Among the senators, Senator Koko Pimentel supports its abolition, citing the task
force’s challenges in liquidating funds with COA, while Senator Chiz Escudero
disagrees, asserting that it addresses the root causes of insurgency.
In today’s world, where news travels fast and everyone is connected globally, the
dynamics of international relations often bring foreign policymakers, analysts, and
observers into the intricate web of domestic affairs of sovereign nations.
In light of its diverse socio-political landscape and amid critical issues like human rights
and the West Philippine Sea, the Philippines has garnered attention from international
observers. This prompts a thought-provoking question: Can these external perspectives
genuinely grasp the heartbeat of the nation more comprehensively than its own people?
While UN Rapporteur Khan, foreign analysts and policymakers undoubtedly bring
unique perspectives, academic expertise, and external lenses to their examination of
the Philippines, the crucial question remains: does this knowledge surpass the nuanced,
lived experiences of the Filipino people themselves?
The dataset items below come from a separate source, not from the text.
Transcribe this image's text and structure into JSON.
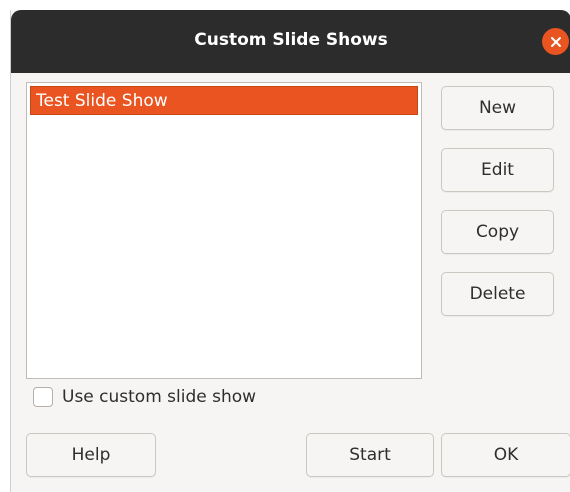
{
  "dialog": {
    "title": "Custom Slide Shows",
    "close_icon": "close-icon"
  },
  "list": {
    "items": [
      {
        "label": "Test Slide Show",
        "selected": true
      }
    ]
  },
  "side_buttons": {
    "new_label": "New",
    "edit_label": "Edit",
    "copy_label": "Copy",
    "delete_label": "Delete"
  },
  "options": {
    "use_custom_label": "Use custom slide show",
    "use_custom_checked": false
  },
  "footer": {
    "help_label": "Help",
    "start_label": "Start",
    "ok_label": "OK"
  },
  "colors": {
    "accent": "#e95420",
    "titlebar": "#2c2c2c",
    "background": "#f6f5f4"
  }
}
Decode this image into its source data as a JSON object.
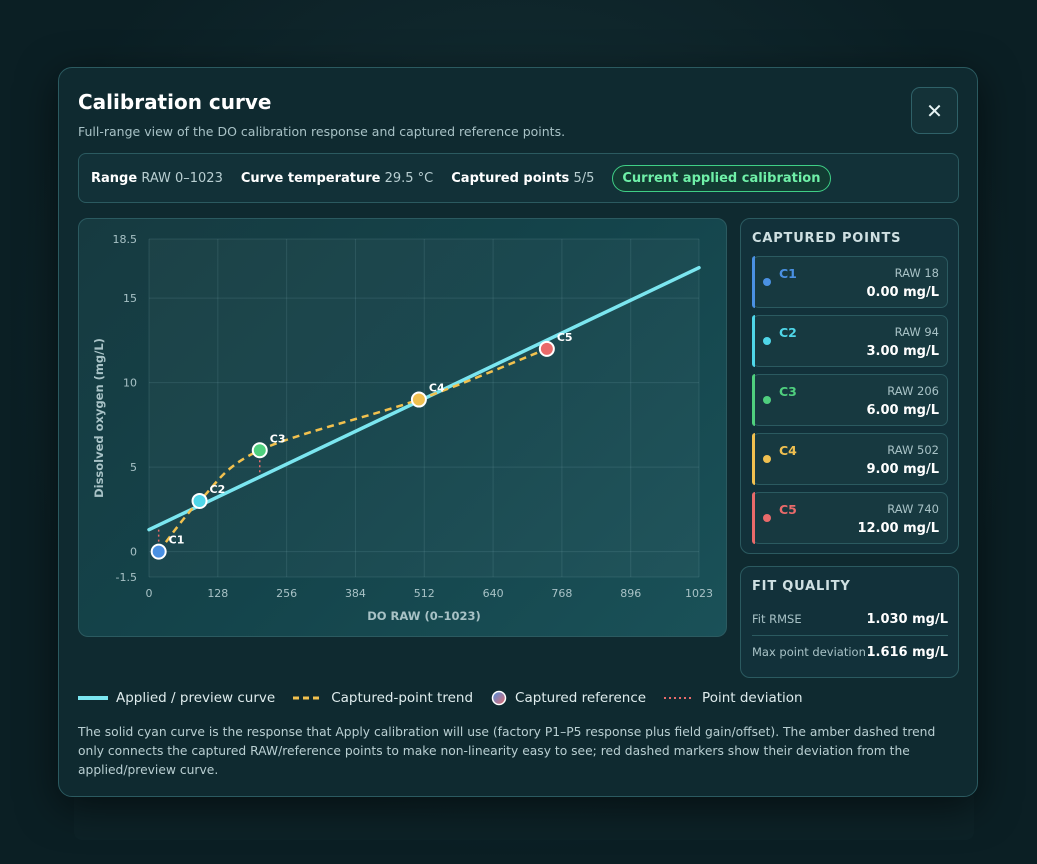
{
  "modal": {
    "title": "Calibration curve",
    "subtitle": "Full-range view of the DO calibration response and captured reference points.",
    "close_icon": "close-icon"
  },
  "info": {
    "range_label": "Range",
    "range_value": "RAW 0–1023",
    "temp_label": "Curve temperature",
    "temp_value": "29.5 °C",
    "captured_label": "Captured points",
    "captured_value": "5/5",
    "badge": "Current applied calibration"
  },
  "side": {
    "heading": "CAPTURED POINTS",
    "points": [
      {
        "label": "C1",
        "raw": "RAW 18",
        "value": "0.00 mg/L",
        "color": "#4a90e2"
      },
      {
        "label": "C2",
        "raw": "RAW 94",
        "value": "3.00 mg/L",
        "color": "#4fd6e8"
      },
      {
        "label": "C3",
        "raw": "RAW 206",
        "value": "6.00 mg/L",
        "color": "#4fcf7e"
      },
      {
        "label": "C4",
        "raw": "RAW 502",
        "value": "9.00 mg/L",
        "color": "#f0c050"
      },
      {
        "label": "C5",
        "raw": "RAW 740",
        "value": "12.00 mg/L",
        "color": "#e96a6a"
      }
    ]
  },
  "fit": {
    "heading": "FIT QUALITY",
    "rmse_label": "Fit RMSE",
    "rmse_value": "1.030 mg/L",
    "maxdev_label": "Max point deviation",
    "maxdev_value": "1.616 mg/L"
  },
  "legend": {
    "applied": "Applied / preview curve",
    "trend": "Captured-point trend",
    "reference": "Captured reference",
    "deviation": "Point deviation"
  },
  "note": "The solid cyan curve is the response that Apply calibration will use (factory P1–P5 response plus field gain/offset). The amber dashed trend only connects the captured RAW/reference points to make non-linearity easy to see; red dashed markers show their deviation from the applied/preview curve.",
  "chart_data": {
    "type": "line",
    "xlabel": "DO RAW (0–1023)",
    "ylabel": "Dissolved oxygen (mg/L)",
    "xlim": [
      0,
      1023
    ],
    "ylim": [
      -1.5,
      18.5
    ],
    "x_ticks": [
      "0",
      "128",
      "256",
      "384",
      "512",
      "640",
      "768",
      "896",
      "1023"
    ],
    "y_ticks": [
      "18.5",
      "15",
      "10",
      "5",
      "0",
      "-1.5"
    ],
    "grid": true,
    "series": [
      {
        "name": "Applied / preview curve",
        "x": [
          0,
          1023
        ],
        "y": [
          1.3,
          16.8
        ],
        "color": "#7be6f0"
      },
      {
        "name": "Captured-point trend",
        "x": [
          18,
          94,
          206,
          502,
          740
        ],
        "y": [
          0,
          3,
          6,
          9,
          12
        ],
        "color": "#f2c14e"
      }
    ],
    "points": [
      {
        "label": "C1",
        "x": 18,
        "y": 0,
        "color": "#4a90e2"
      },
      {
        "label": "C2",
        "x": 94,
        "y": 3,
        "color": "#4fd6e8"
      },
      {
        "label": "C3",
        "x": 206,
        "y": 6,
        "color": "#4fcf7e"
      },
      {
        "label": "C4",
        "x": 502,
        "y": 9,
        "color": "#f0c050"
      },
      {
        "label": "C5",
        "x": 740,
        "y": 12,
        "color": "#e96a6a"
      }
    ]
  }
}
It is important to understand that foreign views have limitations. The intricacies of
Philippine culture, history, and socio-political situations are deeply rooted in the daily
lives of its people. Even though international observers are skilled in theories and
geopolitical analyses, they might not fully understand the subtle details, emotions, and
cultural nuances that shape local stories.
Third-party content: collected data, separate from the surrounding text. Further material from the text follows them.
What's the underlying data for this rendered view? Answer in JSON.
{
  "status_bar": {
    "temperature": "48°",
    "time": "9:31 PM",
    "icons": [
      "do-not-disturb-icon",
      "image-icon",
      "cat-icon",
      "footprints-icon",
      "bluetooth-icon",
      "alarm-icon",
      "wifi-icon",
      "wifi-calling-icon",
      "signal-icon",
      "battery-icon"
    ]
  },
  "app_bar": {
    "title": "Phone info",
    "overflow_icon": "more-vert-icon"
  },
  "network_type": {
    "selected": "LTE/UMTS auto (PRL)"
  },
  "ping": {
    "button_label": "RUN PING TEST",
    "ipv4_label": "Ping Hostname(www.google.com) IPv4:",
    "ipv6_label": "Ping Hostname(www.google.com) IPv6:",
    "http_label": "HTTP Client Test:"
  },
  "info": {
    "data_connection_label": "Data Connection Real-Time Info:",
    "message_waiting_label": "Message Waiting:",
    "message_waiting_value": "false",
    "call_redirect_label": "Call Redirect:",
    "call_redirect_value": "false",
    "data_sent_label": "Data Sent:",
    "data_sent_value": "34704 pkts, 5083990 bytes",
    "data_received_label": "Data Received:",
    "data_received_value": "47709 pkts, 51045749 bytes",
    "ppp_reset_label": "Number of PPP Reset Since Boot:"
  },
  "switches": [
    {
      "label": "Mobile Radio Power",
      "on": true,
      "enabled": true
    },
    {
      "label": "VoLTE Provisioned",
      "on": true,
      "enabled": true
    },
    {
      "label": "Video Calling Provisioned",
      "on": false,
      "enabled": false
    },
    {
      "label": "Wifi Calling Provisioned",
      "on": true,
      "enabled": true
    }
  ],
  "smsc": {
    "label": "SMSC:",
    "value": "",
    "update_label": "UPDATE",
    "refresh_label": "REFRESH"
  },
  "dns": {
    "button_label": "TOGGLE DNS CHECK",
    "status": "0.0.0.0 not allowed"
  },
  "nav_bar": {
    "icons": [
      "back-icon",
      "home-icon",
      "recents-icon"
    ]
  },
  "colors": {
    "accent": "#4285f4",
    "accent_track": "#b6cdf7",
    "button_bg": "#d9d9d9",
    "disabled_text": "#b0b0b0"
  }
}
In the Philippines, we all have different opinions coming from various regions and
communities, adding to our national discussions. To really understand the complexity of
our country, one needs to know our local details, languages, and historical background.
This can be tough for outsiders who might simplify or misunderstand things, or who
have not even spent a day in the Philippines,
I acknowledge the fact that foreign experts provide an unbiased view and offer a way to
compare situations, helping locals who might be too emotionally attached to the country
see in seeing things differently. Nevertheless, this objectivity can also imply that foreign
observers and analysts might not fully understand the daily experiences of Filipino
I am personally not in favor of abolishing the NTF-ELCAC because the organization
plays a crucial role in addressing insurgency and fostering development in our country.
Abolishing it might disrupt ongoing initiatives and hinder the positive impact it has on the
affected areas and the country as a whole.